Biopsy rates appeared 55% higher and loop electrosurgical excision procedure rates within 5 years appeared 20% higher among women who underwent HPV testing.
“The cost is a higher biopsy rate, which is a minor procedure, but worth avoiding if possible,” Cuzick told HemOnc Today. “New tests are in development to identify more women who do not have significant disease and who do not need immediate colposcopy.”
The present strategy of HPV triage improved detection of high-grade and low-grade lesions in a shorter amount of time. However, it required more biopsies and whether it prevented cervical cancer remained unclear, Chris J. L. M. Meijer, MD, PhD, and Peter J. F. Snijders, PhD, both from the department of pathology at VU University Medical Center in Amsterdam, The Netherlands, wrote in a related editorial.
“The underlying essential question is does this screening strategy prevent more cervical cancer, or (otherwise said) what is the influence of HPV triage on cervical cancer rates?” Meijer and Snijders wrote. “Unfortunately, the article by Cuzick [and colleagues] cannot answer this question, because the number of carcinomas detected in the described population was too small to obtain a reliable answer.”
Although Cuzick and colleagues expected the influence of their study to be small due to the similar 5-year detection rates of significant lesions between the groups, Meijer and Snijders said being able to answer this question is of “utmost importance” to balance earlier detection with overtreatment.
Regardless, the data provide basis for further monitoring of this balance in U.S. cervical screening practice, they wrote.
“The study results may lead to recommendation of less intense screening strategies with similar benefits and less harms,” Meijer and Snijders wrote. – by Melinda Stevens
For more information:
Jack Cuzick, PhD, can be reached at firstname.lastname@example.org.
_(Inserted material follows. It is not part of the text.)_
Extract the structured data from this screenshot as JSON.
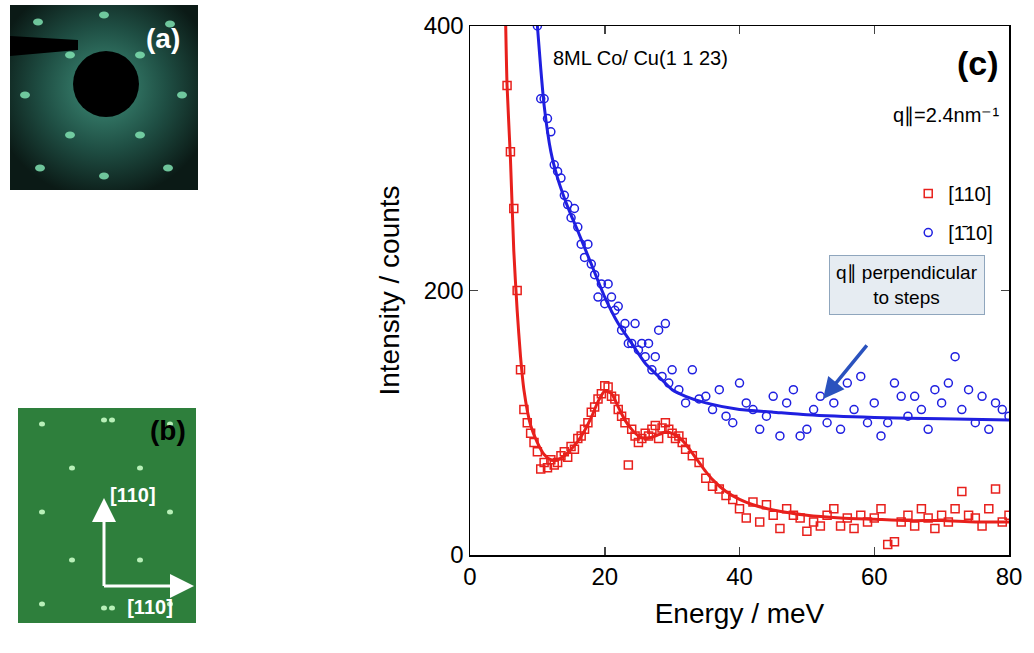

Disclosure: Cuzick reports advisory or speaker fees from Abbott, Becton Dickinson, Cepheid, Merck and Trovagene; and institutional grants from Abbott, Becton Dickinson, Cepheid, Hologic, OncoHealth, Qiagen and Trovagene during the time of the study. Please see the full study for a list of all other researchers’ relevant financial disclosures. Meijer reports speaker fees from GlaxoSmithKline, Menarini, Qiagen, Roche Diagnostics, Sanofi Pasteur-MSD/Merck and Seegene; consultant/advisory roles with Genticel, GlaxoSmithKline, Qiagen, Roche and Sanofi Pasteur-MSD/Merck; and minority shareholder roles with Dissay B.V. and Self-Screen B.V. Snijders reports a minority shareholder role with Self-Screen B.V.; speaker roles with Abbott, Gen-Probe, Qiagen, Roche Diagnostics and Seegene; and a consultant role with Crucell B.V.